IIGCE öncesinde, INAGA Başkanı Prijandaru Effendi ile Endonezya hükümetinin ülkenin jeotermal sektörünü yatırım için cazip hale getirme konusunda kaydettiği adımları, başka neler yapılması gerektiğini ve bu yılki etkinlikten neler beklenebileceğini tartışmak üzere bir röportaj için görüştük.

9. IIGCE için kayıtlar devam ediyor. Bu link üzerinden kayıt olun ve yerinizi garanti altına alın .

 

2023 IIGCE gündemi hakkında neler söyleyebilirsiniz? Katılımcılar hangi konuların veya temaların tartışılmasını bekleyebilir?

IIGCE, Endonezya’nın jeotermal endüstrisine yatırımı teşvik etmek amacıyla tüzüğümüzün bir parçası olarak INAGA tarafından düzenlenen yıllık etkinliktir. Bunu, özellikle düzenleme tarafında, Endonezya’nın jeotermal sektörü hakkında güncellemeler sağlayarak yapıyoruz.

Şimdiye kadar birçok kişinin bildiği gibi, Endonezya bol miktarda jeotermal kaynağa sahiptir. 24 GW’lık jeotermal potansiyelin şu anda sadece yaklaşık %10’u elektrik üretmek için kullanılıyor. Bu nedenle, hükümetin Endonezya’da jeotermal geliştirmesine yardımcı olacak doğru yatırım için çok fazla alan var.

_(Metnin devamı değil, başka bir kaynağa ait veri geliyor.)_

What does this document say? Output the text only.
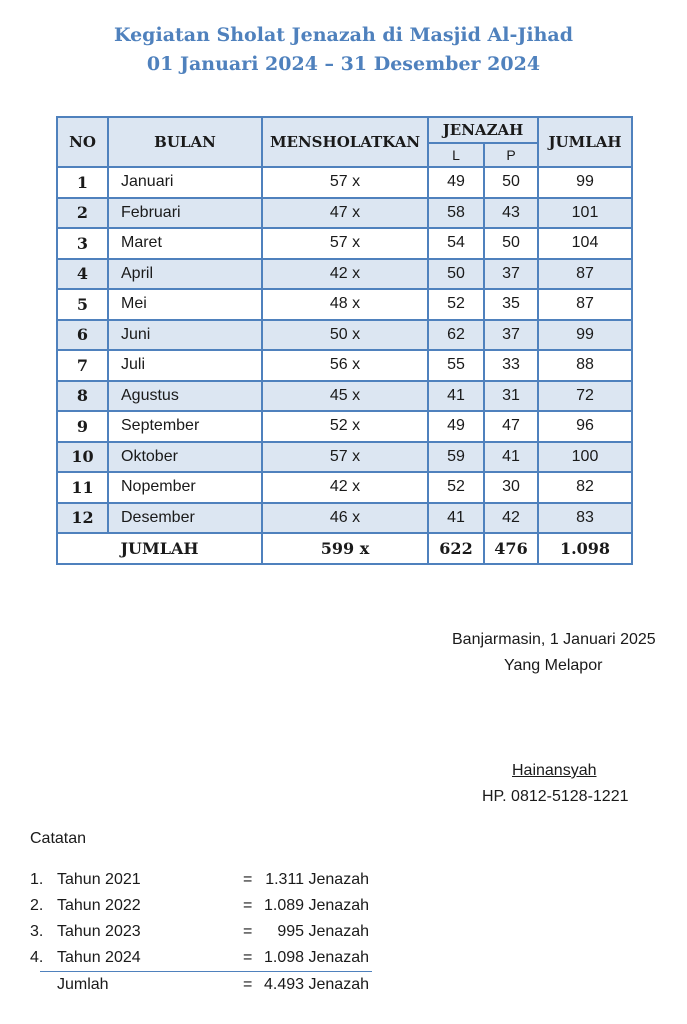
Kegiatan Sholat Jenazah di Masjid Al-Jihad
01 Januari 2024 – 31 Desember 2024
NO	BULAN	MENSHOLATKAN	JENAZAH		JUMLAH
			L	P	
1	Januari	57 x	49	50	99
2	Februari	47 x	58	43	101
3	Maret	57 x	54	50	104
4	April	42 x	50	37	87
5	Mei	48 x	52	35	87
6	Juni	50 x	62	37	99
7	Juli	56 x	55	33	88
8	Agustus	45 x	41	31	72
9	September	52 x	49	47	96
10	Oktober	57 x	59	41	100
11	Nopember	42 x	52	30	82
12	Desember	46 x	41	42	83
JUMLAH		599 x	622	476	1.098
Banjarmasin, 1 Januari 2025
Yang Melapor
Hainansyah
HP. 0812-5128-1221
Catatan
1. Tahun 2021	= 1.311 Jenazah
2. Tahun 2022	= 1.089 Jenazah
3. Tahun 2023	= 995 Jenazah
4. Tahun 2024	= 1.098 Jenazah
Jumlah	= 4.493 Jenazah
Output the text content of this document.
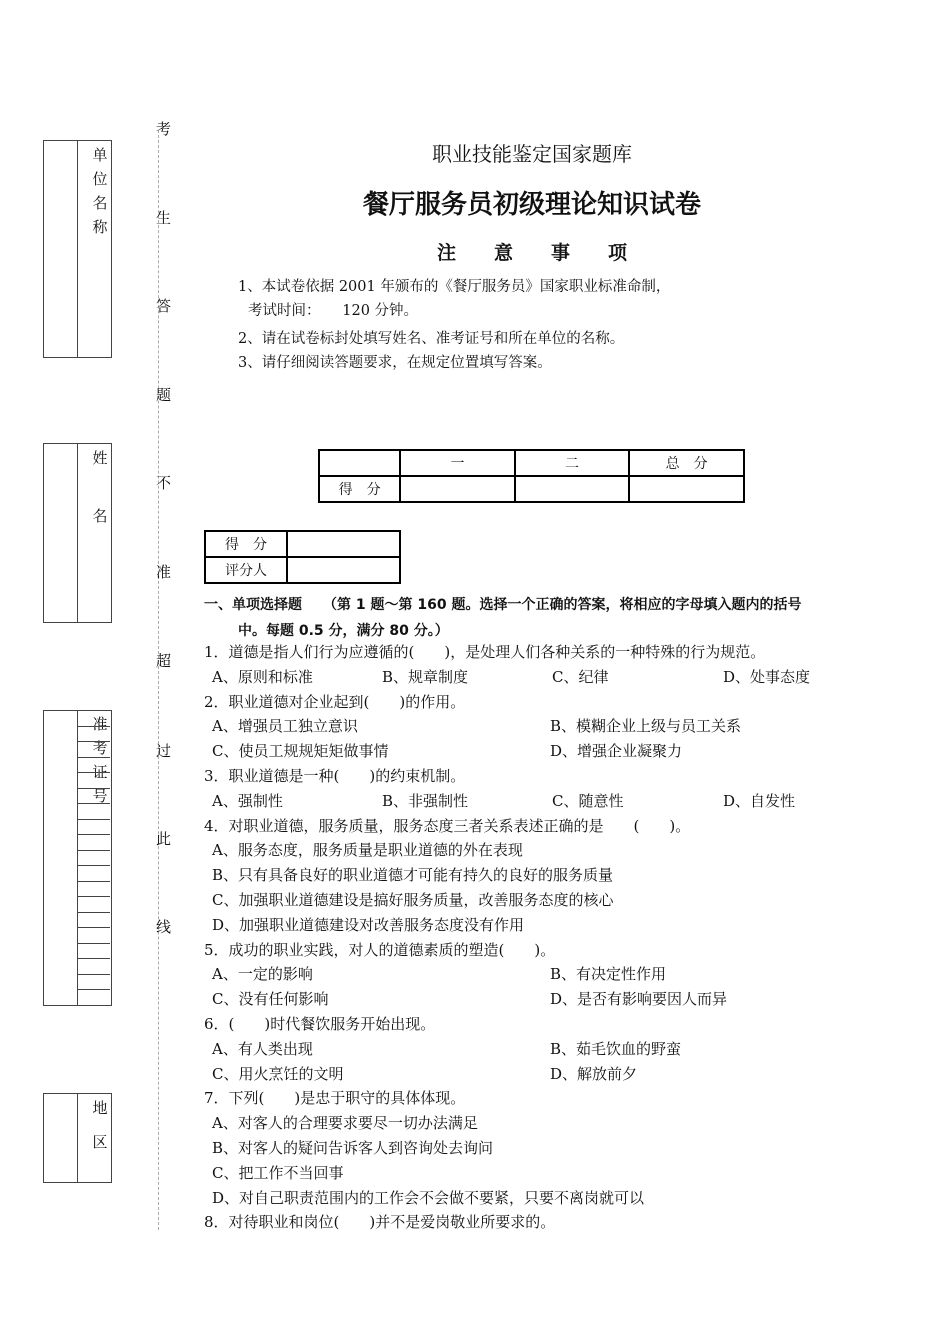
单
位
名
称
姓
名
准
考
证
号
地
区
考
生
答
题
不
准
超
过
此
线
职业技能鉴定国家题库
餐厅服务员初级理论知识试卷
注　　意　　事　　项
1、本试卷依据 2001 年颁布的《餐厅服务员》国家职业标准命制，
考试时间：　　120 分钟。
2、请在试卷标封处填写姓名、准考证号和所在单位的名称。
3、请仔细阅读答题要求，在规定位置填写答案。
	一	二	总　分
得　分			
得　分	
评分人	
一、单项选择题　　（第 1 题～第 160 题。选择一个正确的答案，将相应的字母填入题内的括号
中。每题 0.5 分，满分 80 分。）
1．道德是指人们行为应遵循的(　　)，是处理人们各种关系的一种特殊的行为规范。
A、原则和标准	B、规章制度	C、纪律	D、处事态度
2．职业道德对企业起到(　　)的作用。
A、增强员工独立意识	B、模糊企业上级与员工关系
C、使员工规规矩矩做事情	D、增强企业凝聚力
3．职业道德是一种(　　)的约束机制。
A、强制性	B、非强制性	C、随意性	D、自发性
4．对职业道德，服务质量，服务态度三者关系表述正确的是　　(　　)。
A、服务态度，服务质量是职业道德的外在表现
B、只有具备良好的职业道德才可能有持久的良好的服务质量
C、加强职业道德建设是搞好服务质量，改善服务态度的核心
D、加强职业道德建设对改善服务态度没有作用
5．成功的职业实践，对人的道德素质的塑造(　　)。
A、一定的影响	B、有决定性作用
C、没有任何影响	D、是否有影响要因人而异
6．(　　)时代餐饮服务开始出现。
A、有人类出现	B、茹毛饮血的野蛮
C、用火烹饪的文明	D、解放前夕
7．下列(　　)是忠于职守的具体体现。
A、对客人的合理要求要尽一切办法满足
B、对客人的疑问告诉客人到咨询处去询问
C、把工作不当回事
D、对自己职责范围内的工作会不会做不要紧，只要不离岗就可以
8．对待职业和岗位(　　)并不是爱岗敬业所要求的。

Ayrıca, Endonezya’daki potansiyel jeotermal kaynaklardan, yüksek entalpi potansiyelinin çoğunun zaten geliştirildiğine dikkat edilmelidir. Bu nedenle, şimdi orta ila düşük entalpili sektördeki geliştirme fırsatlarını teşvik ediyoruz. Bu, bu yılın teması olan “Jeotermal Kaynakların Optimizasyonu İçin Bir Çağrı” ile bağlantılıdır.

 

Diğer birçok ülkede olduğu gibi, artık jeotermal enerjiyi hızlandırmaya yardımcı olacak mevzuatı zorlamaya odaklanılıyor. Endonezya mevzuatına dayalı olarak jeotermal geliştirmenin zorlukları nelerdi ve jeotermalin daha rekabetçi hale getirilmesi için neler yapılabilir? 

Jeotermal endüstrisi için, hem yukarı hem de aşağı yönde yoğun bir şekilde denetleniyoruz. Yukarı yönde, izin konusunda uymamız gereken birçok gereklilik var. Bununla birlikte, aşağı yönde, bizi en çok zorlayan konu tarife düzenlemesidir. Bugün hükümet, tarifeyi tek bir alıcı olarak PT PLN’nin karşılanabilirliğine dayalı olarak belirlemektedir.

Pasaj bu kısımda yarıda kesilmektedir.